3.2. E. coli clades present in patients with IBD may have particular functional potential

We next explored the functional potential of the E. coli clades through genome annotation based on several databases [see Materials and Methods]. We identified a pangenome of 7462 genes in the genomes set [with either a known gene name or KO number, according to the EggNOG], of which 2121 were non-core [present in less than 90% of the genomes] and thus might drive differences in the functional potential between the clades.
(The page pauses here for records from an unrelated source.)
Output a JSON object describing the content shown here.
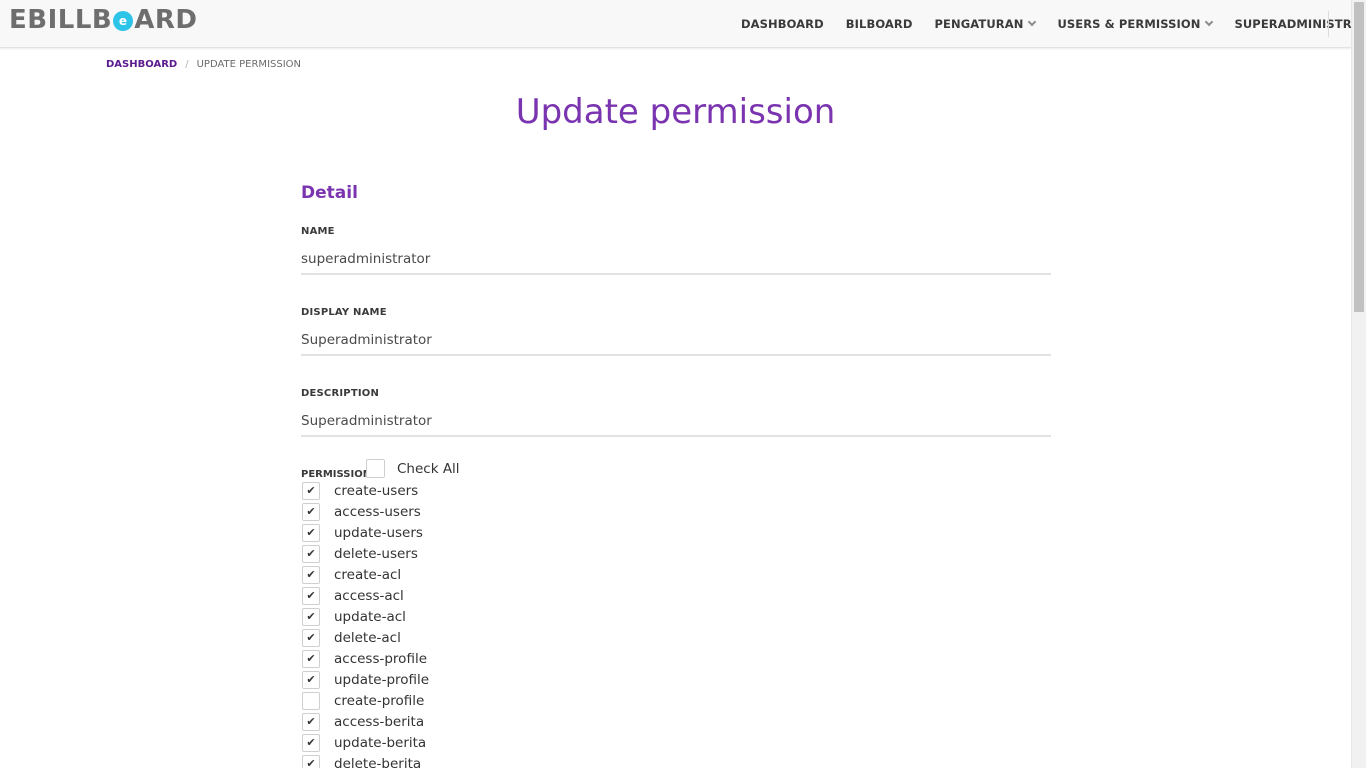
{
  "brand": {
    "logo_left": "EBILLB",
    "logo_o": "e",
    "logo_right": "ARD"
  },
  "nav": {
    "items": [
      {
        "label": "DASHBOARD",
        "dropdown": false
      },
      {
        "label": "BILBOARD",
        "dropdown": false
      },
      {
        "label": "PENGATURAN",
        "dropdown": true
      },
      {
        "label": "USERS & PERMISSION",
        "dropdown": true
      },
      {
        "label": "SUPERADMINISTRATOR",
        "dropdown": true
      }
    ]
  },
  "breadcrumb": {
    "home": "DASHBOARD",
    "current": "UPDATE PERMISSION"
  },
  "page": {
    "title": "Update permission",
    "section": "Detail"
  },
  "form": {
    "name": {
      "label": "NAME",
      "value": "superadministrator"
    },
    "display_name": {
      "label": "DISPLAY NAME",
      "value": "Superadministrator"
    },
    "description": {
      "label": "DESCRIPTION",
      "value": "Superadministrator"
    },
    "permission_label": "PERMISSION",
    "check_all_label": "Check All",
    "check_all_checked": false
  },
  "permissions": [
    {
      "name": "create-users",
      "checked": true
    },
    {
      "name": "access-users",
      "checked": true
    },
    {
      "name": "update-users",
      "checked": true
    },
    {
      "name": "delete-users",
      "checked": true
    },
    {
      "name": "create-acl",
      "checked": true
    },
    {
      "name": "access-acl",
      "checked": true
    },
    {
      "name": "update-acl",
      "checked": true
    },
    {
      "name": "delete-acl",
      "checked": true
    },
    {
      "name": "access-profile",
      "checked": true
    },
    {
      "name": "update-profile",
      "checked": true
    },
    {
      "name": "create-profile",
      "checked": false
    },
    {
      "name": "access-berita",
      "checked": true
    },
    {
      "name": "update-berita",
      "checked": true
    },
    {
      "name": "delete-berita",
      "checked": true
    }
  ],
  "colors": {
    "accent": "#7a34b0",
    "breadcrumb_link": "#5b1a8f",
    "logo_circle": "#2ec4e8"
  }
}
A substantial variation in the functional genes was observed between the E. coli genomes [Figure 3A], which was explained to a large degree by the clade membership [PERMANOVA test, R² = 0.437, p <0.001]. Clade-III was the most dissimilar from the other clades according to EggNOG, KO and CAZy gene annotations [Figure 3B and C] and to core-gene SNP alignment [Figure 3D]. Focusing on genes with functional annotations [KO], we detected 709 non-core genes that significantly differed in prevalence between the E. coli clades [Fisher’s exact test, FDR p <0.05; Supplementary Table S3].
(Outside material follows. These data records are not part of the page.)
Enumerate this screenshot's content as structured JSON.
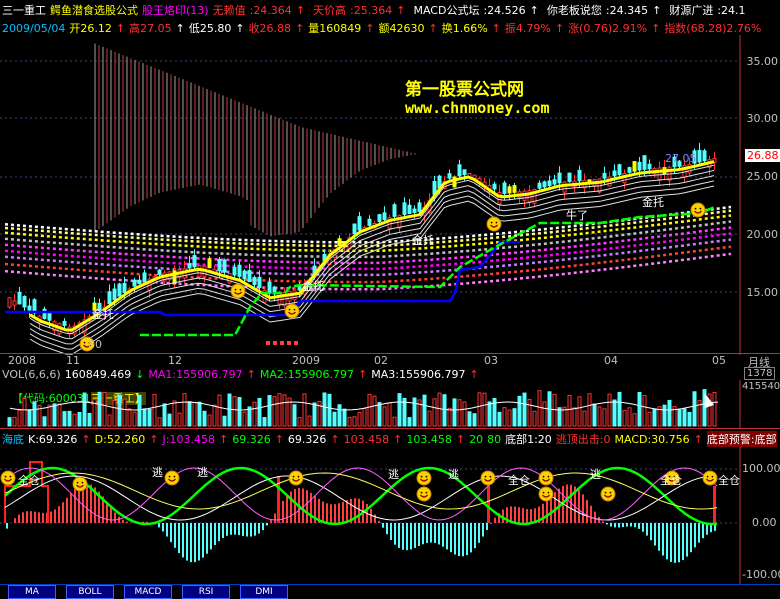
{
  "main_header": {
    "stock": "三一重工",
    "formula": "鳄鱼潜食选股公式",
    "signal": "股王烙印(13)",
    "items": [
      {
        "label": "无赖值",
        "value": "24.364",
        "arrow": "↑",
        "color": "#ff3030"
      },
      {
        "label": "天价高",
        "value": "25.364",
        "arrow": "↑",
        "color": "#ff3030"
      },
      {
        "label": "MACD公式坛",
        "value": "24.526",
        "arrow": "↑",
        "color": "#ffffff"
      },
      {
        "label": "你老板说您",
        "value": "24.345",
        "arrow": "↑",
        "color": "#ffffff"
      },
      {
        "label": "财源广进",
        "value": "24.1",
        "arrow": "",
        "color": "#ffffff"
      }
    ]
  },
  "quote_line": {
    "date": "2009/05/04",
    "open": "开26.12",
    "high": "高27.05",
    "low": "低25.80",
    "close": "收26.88",
    "volume": "量160849",
    "amount": "额42630",
    "turnover": "换1.66%",
    "amplitude": "振4.79%",
    "change": "涨(0.76)2.91%",
    "index": "指数(68.28)2.76%"
  },
  "watermark": {
    "title": "第一股票公式网",
    "url": "www.chnmoney.com"
  },
  "price_axis": {
    "ticks": [
      "35.00",
      "30.00",
      "25.00",
      "20.00",
      "15.00"
    ],
    "current": "26.88",
    "high_mark": "27.05"
  },
  "chart_labels": {
    "low_mark": "80",
    "niu1": "牛了",
    "tuo1": "金托",
    "tuo2": "金托",
    "tuo3": "金托",
    "tuo4": "金托"
  },
  "time_axis": {
    "labels": [
      "2008",
      "11",
      "12",
      "2009",
      "02",
      "03",
      "04",
      "05"
    ],
    "unit": "月线"
  },
  "vol_header": {
    "title": "VOL(6,6,6)",
    "vol": "160849.469",
    "ma1": "MA1:155906.797",
    "ma2": "MA2:155906.797",
    "ma3": "MA3:155906.797",
    "right_top": "1378",
    "right_bottom": "415540"
  },
  "vol_overlay": {
    "code": "【代码:600031",
    "name": "三一重工】"
  },
  "ind_header": {
    "title": "海底",
    "k": "K:69.326",
    "d": "D:52.260",
    "j": "J:103.458",
    "v1": "69.326",
    "v2": "69.326",
    "v3": "103.458",
    "v4": "103.458",
    "v5": "20",
    "v6": "80",
    "bottom": "底部1:20",
    "escape": "逃顶出击:0",
    "macd": "MACD:30.756",
    "warn": "底部预警:底部"
  },
  "ind_axis": {
    "ticks": [
      "100.00",
      "0.00"
    ]
  },
  "ind_labels": {
    "escape": "逃",
    "fullpos": "全仓"
  },
  "tabs": [
    "MA",
    "BOLL",
    "MACD",
    "RSI",
    "DMI"
  ],
  "colors": {
    "up": "#ff3232",
    "down": "#54ffff",
    "yellow": "#ffff00",
    "green": "#00ff00",
    "blue": "#0000ff",
    "magenta": "#ff00ff"
  }
}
We also specifically analysed the potential differences in carbohydrate utilisation between the clades using CAZy protein families. Even though many of the identified 26 non-core CAZy families were broadly distributed, we nonetheless observed a distinct prevalence pattern between the clades for some of them [Supplementary Table S4]. The alpha-mannosidase family GH38 [involved in the oligosaccharide mannose degradation] was over 93% prevalent in clades IV and V, but less than 33% prevalent in the other three clades [Fisher’s exact test, FDR p <9.6 × 10^-63]. On the other hand, the GH127 family involved in the degradation of other oligosaccharides, including arabinofuranose, was 98.8% and 100% prevalent in clades I and II, respectively, whereas in the other clades it was only 29.5% to 67% prevalent. Unlike the other clades, clade-III almost exclusively possessed a high prevalence [98%] of GH33 sialidases [Fisher’s exact test, FDR p <3.4 × 10^-113], which are involved in the breakdown and utilisation of mucin-derived human glycans [by cleaving terminal sialic acid from sialylated mucins⁵⁰].

Clade-III [B2 phylogroup equivalent] genomes encoded a high number of potentially proinflammatory proteins and toxins [based on the virulence factor database VFDB, Figure 4A, and Supplementary Table S5]. Half of the genomes in clade-III had genes encoding for biosynthesis of colibactin [pks genomic island—clb], a genotoxic molecule that can induce double-strand DNA breaks and chromosome aberrations.⁵¹ Several serine-protease autotransporters that are harmful for eukaryotic cells⁵² and are considered as enterotoxins [pic, sat, vat], were almost exclusively present in clade-III genomes, and their prevalence ranged from 30% to 77%. Moreover ɑ-haemolysin [hly], which was shown to disrupt epithelial cell tight junctions in patients with UC and thus promote intestinal inflammation,⁵³ was present in 25% of clade-III genomes. Notably, only a small number of the genomes from the other clades possessed the above-mentioned virulence factors.

We also explored the antibiotic resistance genes in the E. coli strains from each clade based on the CARD database for resistance genes. Genes encoding various efflux pumps [against tetracycline, macrolide, aminocoumarin, and aminoglycoside antibiotics] showed a diverse prevalence pattern between the clades [Figure 4B; and Supplementary Table S6]. Aminoglycoside resistance by inactivation had a relatively low prevalence in all the clades [<37%], but AAC[3]-IId was significantly higher in clade-II than in the other clades [Fisher’s exact test, FDR p <2.2 × 10^-6]. We also detected beta-lactamase encoding genes, some of which were prevalent [ampC and TEM-1] whereas others were rare, specially those coding for the CTX-M family of extended-spectrum β-lactamases.⁵⁴ Interestingly, genomes from clade-III had on average the lowest number of antibiotic resistance genes [Figure 4B].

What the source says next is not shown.